Interview met Bob van der Linde, organist van de Martinikerk in Sneek
Friese Orgelkrant 2021
“Het is mooi om te zien hoe kinderen onbevangen en volledig onder de indruk naar een orgel kunnen luisteren”
Op 1 januari 2020 werd Bob van der Linde (*1995) benoemd tot organist van de Martinikerk en Oosterkerk (PKN) in Sneek. Reden
om nader kennis met hem te maken.
Introductie
Bob van der Linde studeerde voor zijn Bachelor en Master of Music orgel en kerkmuziek bij Reitze Smits en Mark Lippe aan het Utrechts conservatorium en
beiaard bij Frans Haagen aan de Nederlandse Beiaardschool in Amersfoort. Vanaf 2018 is hij stadsbeiaardier van Arnhem, waar hij de beiaard van de Eusebiustoren
bespeelt.

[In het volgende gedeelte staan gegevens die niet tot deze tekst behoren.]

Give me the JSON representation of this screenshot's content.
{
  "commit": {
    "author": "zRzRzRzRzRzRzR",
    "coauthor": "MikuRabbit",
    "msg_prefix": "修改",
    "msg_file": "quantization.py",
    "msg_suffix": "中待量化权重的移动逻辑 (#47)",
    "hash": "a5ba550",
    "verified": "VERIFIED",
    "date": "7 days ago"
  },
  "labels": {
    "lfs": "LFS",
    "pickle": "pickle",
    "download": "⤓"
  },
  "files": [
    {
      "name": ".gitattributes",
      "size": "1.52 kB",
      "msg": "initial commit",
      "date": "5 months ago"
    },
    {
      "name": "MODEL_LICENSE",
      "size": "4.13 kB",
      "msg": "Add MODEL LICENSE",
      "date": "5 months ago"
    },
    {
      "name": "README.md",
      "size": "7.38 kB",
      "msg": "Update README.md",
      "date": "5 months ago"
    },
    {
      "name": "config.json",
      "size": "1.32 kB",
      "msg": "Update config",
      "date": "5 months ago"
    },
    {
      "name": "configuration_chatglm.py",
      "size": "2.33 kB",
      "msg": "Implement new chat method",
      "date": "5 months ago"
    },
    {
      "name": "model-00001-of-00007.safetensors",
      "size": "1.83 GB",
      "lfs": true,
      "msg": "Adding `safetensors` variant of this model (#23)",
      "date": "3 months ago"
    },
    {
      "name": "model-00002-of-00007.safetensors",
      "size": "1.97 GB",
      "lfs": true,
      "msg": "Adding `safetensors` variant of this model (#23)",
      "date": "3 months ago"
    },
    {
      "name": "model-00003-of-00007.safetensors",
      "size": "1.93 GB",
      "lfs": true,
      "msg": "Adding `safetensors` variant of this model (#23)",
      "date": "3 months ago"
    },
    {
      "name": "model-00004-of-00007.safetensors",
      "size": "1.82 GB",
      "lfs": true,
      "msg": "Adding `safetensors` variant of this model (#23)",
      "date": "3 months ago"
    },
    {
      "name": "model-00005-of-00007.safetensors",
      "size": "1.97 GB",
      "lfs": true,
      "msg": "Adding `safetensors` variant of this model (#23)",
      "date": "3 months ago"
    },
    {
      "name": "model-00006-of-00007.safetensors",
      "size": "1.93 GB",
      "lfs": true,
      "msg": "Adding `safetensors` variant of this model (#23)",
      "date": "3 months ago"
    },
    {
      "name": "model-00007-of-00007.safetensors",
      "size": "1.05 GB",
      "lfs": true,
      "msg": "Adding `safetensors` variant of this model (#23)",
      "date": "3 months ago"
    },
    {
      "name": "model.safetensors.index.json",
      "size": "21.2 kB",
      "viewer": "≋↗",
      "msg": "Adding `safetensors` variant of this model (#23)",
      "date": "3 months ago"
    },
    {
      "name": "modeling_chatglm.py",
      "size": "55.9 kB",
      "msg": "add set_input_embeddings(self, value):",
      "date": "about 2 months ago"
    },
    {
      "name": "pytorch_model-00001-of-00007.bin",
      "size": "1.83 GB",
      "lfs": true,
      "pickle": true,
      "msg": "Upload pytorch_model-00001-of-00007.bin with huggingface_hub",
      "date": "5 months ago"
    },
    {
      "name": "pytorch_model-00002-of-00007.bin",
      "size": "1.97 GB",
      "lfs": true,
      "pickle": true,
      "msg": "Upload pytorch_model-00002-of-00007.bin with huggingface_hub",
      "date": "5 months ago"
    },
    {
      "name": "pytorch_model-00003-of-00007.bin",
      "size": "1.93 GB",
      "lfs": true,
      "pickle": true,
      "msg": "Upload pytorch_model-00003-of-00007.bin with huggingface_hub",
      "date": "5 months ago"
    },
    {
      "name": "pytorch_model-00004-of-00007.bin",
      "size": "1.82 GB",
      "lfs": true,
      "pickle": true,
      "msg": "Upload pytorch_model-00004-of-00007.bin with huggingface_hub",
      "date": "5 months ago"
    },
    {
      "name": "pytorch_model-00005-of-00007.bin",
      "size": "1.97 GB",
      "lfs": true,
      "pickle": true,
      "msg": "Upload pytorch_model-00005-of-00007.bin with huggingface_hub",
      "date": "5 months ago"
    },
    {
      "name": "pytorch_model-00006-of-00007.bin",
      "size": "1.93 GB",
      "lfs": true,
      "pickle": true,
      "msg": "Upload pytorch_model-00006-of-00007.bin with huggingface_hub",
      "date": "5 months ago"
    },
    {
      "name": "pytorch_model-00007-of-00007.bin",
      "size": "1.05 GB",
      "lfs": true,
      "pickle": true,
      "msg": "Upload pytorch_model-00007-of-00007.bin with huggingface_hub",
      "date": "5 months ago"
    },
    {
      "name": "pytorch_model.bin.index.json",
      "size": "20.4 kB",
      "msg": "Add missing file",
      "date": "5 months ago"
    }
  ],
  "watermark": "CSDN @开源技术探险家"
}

Tevens is hij als organist verbonden aan de Anglican Church van Zwolle.
Wat trok je aan in deze vacature?
Verschillende dingen. Laten we beginnen met het instrument in de Martinikerk. En dan niet alleen de fraaie klank, maar ook het uiterlijk: de grote pedaaltorens en het rugwerk dat zo mooi naar voren komt en in het geheel past (Bob laat mij een schets zien van een niet-uitgevoerd voorstel van Scheuer, waarbij er boven het hoofdwerk nog een bovenwerk uittorent en perfect past in de architectuur van de kerk). Dat ontwerp was nog imposanter, maar het orgel zoals het er nu uitziet is ook indrukwekkend en schitterend.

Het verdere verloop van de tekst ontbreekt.